COONS: Well, Alisyn, among lawyers, there's an old saying. If the law's on your side, argue the law. If the facts are on your side, argue the facts. If you have neither the law nor the facts, just pound the table.
That's Lindsey Graham essentially pounding the table and saying, I've written off the whole process. I've written off Adam Schiff. The telephone call was fine.
What we learned through these transcripts and, in particular, Ambassador Sondland's addendum to his testimony was that this was a campaign. This wasn't just one phone call by President Trump in which he, I think, clearly made a quid pro quo offer to the new president of Ukraine, desperate for American military assistance in the face of Russian-supported separatist attacks in eastern Ukraine.

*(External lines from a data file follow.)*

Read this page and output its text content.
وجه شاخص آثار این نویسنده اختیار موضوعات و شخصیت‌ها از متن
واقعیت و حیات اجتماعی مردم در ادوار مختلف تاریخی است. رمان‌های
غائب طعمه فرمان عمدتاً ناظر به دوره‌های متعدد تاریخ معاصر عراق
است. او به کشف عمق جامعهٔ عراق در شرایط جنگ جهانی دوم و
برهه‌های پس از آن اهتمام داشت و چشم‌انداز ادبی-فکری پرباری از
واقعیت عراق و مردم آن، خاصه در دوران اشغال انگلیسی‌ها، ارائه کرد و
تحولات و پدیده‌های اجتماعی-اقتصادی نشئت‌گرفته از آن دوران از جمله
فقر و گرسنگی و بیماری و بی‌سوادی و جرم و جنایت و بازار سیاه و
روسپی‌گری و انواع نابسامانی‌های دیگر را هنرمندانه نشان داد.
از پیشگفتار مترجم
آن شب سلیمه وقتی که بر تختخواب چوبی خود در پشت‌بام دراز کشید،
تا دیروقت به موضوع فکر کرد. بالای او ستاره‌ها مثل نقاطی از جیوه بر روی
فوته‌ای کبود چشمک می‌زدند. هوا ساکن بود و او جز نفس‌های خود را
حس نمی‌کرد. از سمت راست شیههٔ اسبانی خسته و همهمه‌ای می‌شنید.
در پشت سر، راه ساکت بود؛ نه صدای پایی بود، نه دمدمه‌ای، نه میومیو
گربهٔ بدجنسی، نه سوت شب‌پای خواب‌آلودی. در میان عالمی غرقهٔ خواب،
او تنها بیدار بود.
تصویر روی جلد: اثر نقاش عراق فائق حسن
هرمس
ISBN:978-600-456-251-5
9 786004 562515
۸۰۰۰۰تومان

This was a broad scale campaign, where the president's personal lawyer, Rudy Giuliani, and a number of his appointed choices for ambassador, like Sondland, ambassador to the E.U., a major Republican donor, engaged in a side foreign policy campaign that was fueled by right-wing conspiracy theories and designed to help President Trump's re-election by forcing Ukraine and its government to open a flawed investigation into his most likely Democratic opponent in 2020.
CAMEROTA: As you know, after the impeachment inquiry will, at some point, move to the trial phase in the Senate. And apparently, there was this private lunch last week where Republican senators hatched a plan or at least desire for, during that time, they'd like to call Hunter Biden. And maybe Joe Biden. And this was Senator Rand Paul and John Kennedy who were floating this idea. Does that worry you? COONS: What concerns me is that we have senators who continue to fuel
an utterly baseless theory, that somehow, what Vice President -- then Vice President Joe Biden was doing in Ukraine was anything other than carrying out both United States policy and combatting corruption in the Ukraine and E.U. and allied policy in Ukraine.
They're continuing to feed this narrative that somehow, this was inappropriate, what Joe Biden was doing, when every legitimate investigation into this has shown there was nothing to it.
They're trying to distract from what was clearly an inappropriate abuse of power by President Trump, at least according to all of the interviews, and the transcripts, and the allegations that we've heard so far.
CAMEROTA: But can they call them? Do you think that Hunter Biden and Joe Biden will be called as part of this Senate trial?
COONS: I certainly hope not, but I think that may very well happen.